Preheat broiler for 10 minutes and place rack 5 inches from heat source. Prep all ingredients before getting started, as you will need to work quickly once chiles are ready for stuffing.
In a large bowl, mix yogurt, lime juice, and 1/2 tablespoon cilantro until combined. Set aside in the refrigerator until ready to use.
Place chiles on a baking sheet and broil for about 3–5 minutes on each side, until charred but still firm.
Remove from oven and immediately place in a bowl; cover to steam and let sit for about 15 minutes. Remove skin and split each chile down the center, creating a seam (don’t cut all the way through). Remove seeds, and keep the stem intact. Place chiles in a small casserole dish.

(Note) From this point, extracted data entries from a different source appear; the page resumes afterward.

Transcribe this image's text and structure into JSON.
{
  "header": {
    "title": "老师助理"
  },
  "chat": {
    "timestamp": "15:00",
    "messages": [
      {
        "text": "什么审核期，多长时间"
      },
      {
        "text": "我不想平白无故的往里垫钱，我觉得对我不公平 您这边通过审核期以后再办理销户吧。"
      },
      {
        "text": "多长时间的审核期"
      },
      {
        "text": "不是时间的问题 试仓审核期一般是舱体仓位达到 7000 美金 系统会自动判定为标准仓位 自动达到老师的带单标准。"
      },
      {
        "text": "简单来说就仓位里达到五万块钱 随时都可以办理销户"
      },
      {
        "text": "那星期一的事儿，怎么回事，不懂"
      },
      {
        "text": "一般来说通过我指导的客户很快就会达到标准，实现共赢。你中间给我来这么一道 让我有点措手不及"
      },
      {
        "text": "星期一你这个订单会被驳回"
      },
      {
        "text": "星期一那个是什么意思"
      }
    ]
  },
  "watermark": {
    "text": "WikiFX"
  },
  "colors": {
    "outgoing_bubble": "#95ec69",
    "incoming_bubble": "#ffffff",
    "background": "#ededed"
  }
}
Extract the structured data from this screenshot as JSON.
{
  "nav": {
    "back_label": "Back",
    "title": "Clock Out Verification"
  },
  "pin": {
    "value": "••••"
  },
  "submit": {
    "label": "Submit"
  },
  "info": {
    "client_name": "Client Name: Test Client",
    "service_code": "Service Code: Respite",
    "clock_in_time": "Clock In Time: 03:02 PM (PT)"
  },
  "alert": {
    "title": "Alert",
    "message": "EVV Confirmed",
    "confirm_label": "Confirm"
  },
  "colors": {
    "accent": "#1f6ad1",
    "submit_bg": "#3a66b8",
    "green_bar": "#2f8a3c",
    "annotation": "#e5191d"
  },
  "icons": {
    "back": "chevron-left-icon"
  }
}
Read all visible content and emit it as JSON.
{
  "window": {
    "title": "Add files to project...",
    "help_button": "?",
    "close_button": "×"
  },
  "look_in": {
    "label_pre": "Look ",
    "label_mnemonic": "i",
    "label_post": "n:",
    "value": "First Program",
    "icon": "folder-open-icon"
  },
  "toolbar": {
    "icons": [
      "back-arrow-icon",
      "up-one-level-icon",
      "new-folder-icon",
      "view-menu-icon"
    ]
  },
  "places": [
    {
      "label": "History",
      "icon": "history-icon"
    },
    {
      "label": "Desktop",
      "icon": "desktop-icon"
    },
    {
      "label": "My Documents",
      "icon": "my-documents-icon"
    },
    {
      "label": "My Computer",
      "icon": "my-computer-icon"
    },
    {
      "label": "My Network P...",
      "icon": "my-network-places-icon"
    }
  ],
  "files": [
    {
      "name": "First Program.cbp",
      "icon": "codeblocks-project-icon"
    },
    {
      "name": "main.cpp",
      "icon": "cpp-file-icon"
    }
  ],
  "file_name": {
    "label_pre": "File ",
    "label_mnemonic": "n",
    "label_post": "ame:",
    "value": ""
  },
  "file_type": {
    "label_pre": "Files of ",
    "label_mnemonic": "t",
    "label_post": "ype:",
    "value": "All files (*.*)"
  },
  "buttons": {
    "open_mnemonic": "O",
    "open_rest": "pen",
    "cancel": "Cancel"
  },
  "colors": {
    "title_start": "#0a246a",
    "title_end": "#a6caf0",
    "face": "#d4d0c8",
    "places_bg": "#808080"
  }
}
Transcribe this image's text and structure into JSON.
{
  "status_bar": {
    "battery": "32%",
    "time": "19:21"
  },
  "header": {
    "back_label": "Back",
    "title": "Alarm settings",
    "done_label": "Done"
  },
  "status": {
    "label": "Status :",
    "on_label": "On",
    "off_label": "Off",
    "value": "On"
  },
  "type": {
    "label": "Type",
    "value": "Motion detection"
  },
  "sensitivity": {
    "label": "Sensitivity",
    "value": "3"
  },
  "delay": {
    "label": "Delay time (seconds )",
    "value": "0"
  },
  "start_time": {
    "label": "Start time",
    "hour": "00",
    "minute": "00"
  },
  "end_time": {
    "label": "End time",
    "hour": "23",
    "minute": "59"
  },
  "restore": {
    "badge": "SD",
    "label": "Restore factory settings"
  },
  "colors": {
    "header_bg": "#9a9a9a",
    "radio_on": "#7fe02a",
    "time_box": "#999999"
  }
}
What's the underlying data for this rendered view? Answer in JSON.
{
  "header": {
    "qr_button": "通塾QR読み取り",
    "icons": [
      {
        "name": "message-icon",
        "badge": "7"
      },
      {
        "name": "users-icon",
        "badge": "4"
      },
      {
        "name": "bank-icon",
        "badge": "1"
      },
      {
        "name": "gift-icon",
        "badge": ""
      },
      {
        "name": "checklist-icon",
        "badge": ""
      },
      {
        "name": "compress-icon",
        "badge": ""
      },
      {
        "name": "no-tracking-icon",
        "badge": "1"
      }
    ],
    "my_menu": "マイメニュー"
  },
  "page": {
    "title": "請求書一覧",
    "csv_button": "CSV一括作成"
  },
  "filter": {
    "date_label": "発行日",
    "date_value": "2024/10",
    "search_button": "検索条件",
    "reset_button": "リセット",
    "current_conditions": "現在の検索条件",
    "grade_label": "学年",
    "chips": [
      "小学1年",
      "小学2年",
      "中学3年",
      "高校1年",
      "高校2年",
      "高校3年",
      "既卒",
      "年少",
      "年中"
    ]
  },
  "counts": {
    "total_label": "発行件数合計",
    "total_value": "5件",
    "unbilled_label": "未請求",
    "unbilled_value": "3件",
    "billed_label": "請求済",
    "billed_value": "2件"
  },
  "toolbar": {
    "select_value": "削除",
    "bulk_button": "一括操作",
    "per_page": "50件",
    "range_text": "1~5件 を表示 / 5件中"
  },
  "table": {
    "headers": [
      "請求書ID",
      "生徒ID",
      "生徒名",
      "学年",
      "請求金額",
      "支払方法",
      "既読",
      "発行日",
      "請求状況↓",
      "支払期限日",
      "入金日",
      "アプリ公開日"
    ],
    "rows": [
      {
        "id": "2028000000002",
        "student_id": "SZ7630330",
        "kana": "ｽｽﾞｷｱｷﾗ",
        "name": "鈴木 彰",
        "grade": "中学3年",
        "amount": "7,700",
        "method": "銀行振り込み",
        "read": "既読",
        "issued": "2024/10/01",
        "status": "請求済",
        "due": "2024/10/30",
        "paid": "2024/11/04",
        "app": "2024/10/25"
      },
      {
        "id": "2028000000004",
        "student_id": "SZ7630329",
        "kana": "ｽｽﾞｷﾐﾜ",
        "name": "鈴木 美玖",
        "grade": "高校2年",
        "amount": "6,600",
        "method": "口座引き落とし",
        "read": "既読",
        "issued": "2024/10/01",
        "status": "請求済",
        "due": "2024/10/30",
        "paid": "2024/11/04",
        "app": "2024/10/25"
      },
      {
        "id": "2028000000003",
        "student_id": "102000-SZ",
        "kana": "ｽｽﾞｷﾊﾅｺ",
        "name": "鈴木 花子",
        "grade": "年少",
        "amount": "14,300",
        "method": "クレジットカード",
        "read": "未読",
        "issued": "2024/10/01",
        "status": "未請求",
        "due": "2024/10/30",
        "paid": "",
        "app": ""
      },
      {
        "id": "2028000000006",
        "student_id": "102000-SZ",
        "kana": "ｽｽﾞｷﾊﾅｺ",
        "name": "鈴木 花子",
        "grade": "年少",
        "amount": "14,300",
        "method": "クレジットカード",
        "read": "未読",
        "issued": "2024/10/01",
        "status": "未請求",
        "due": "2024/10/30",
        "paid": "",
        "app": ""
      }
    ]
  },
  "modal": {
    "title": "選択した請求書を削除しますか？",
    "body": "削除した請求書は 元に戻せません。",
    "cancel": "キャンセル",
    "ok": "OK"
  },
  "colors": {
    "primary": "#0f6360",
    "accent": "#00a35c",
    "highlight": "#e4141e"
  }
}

While chiles are steaming, heat oil in large skillet over medium-high heat and add diced onion. Once softened, add ground beef and spices. Once the meat is cooked through, add corn and tomatoes. Stir to combine, and remove from heat.
Using a spoon, stuff the meat mixture into the prepared chiles. Top with cheese and broil for a few minutes, until the cheese starts to bubble and brown.
Drizzle the yogurt-lime mixture over chiles, top with the remaining fresh cilantro, and serve.
Notes
Leftover stuffed chiles will last up to 3 days in the refrigerator in a sealed container. Warm them in the oven to serve again.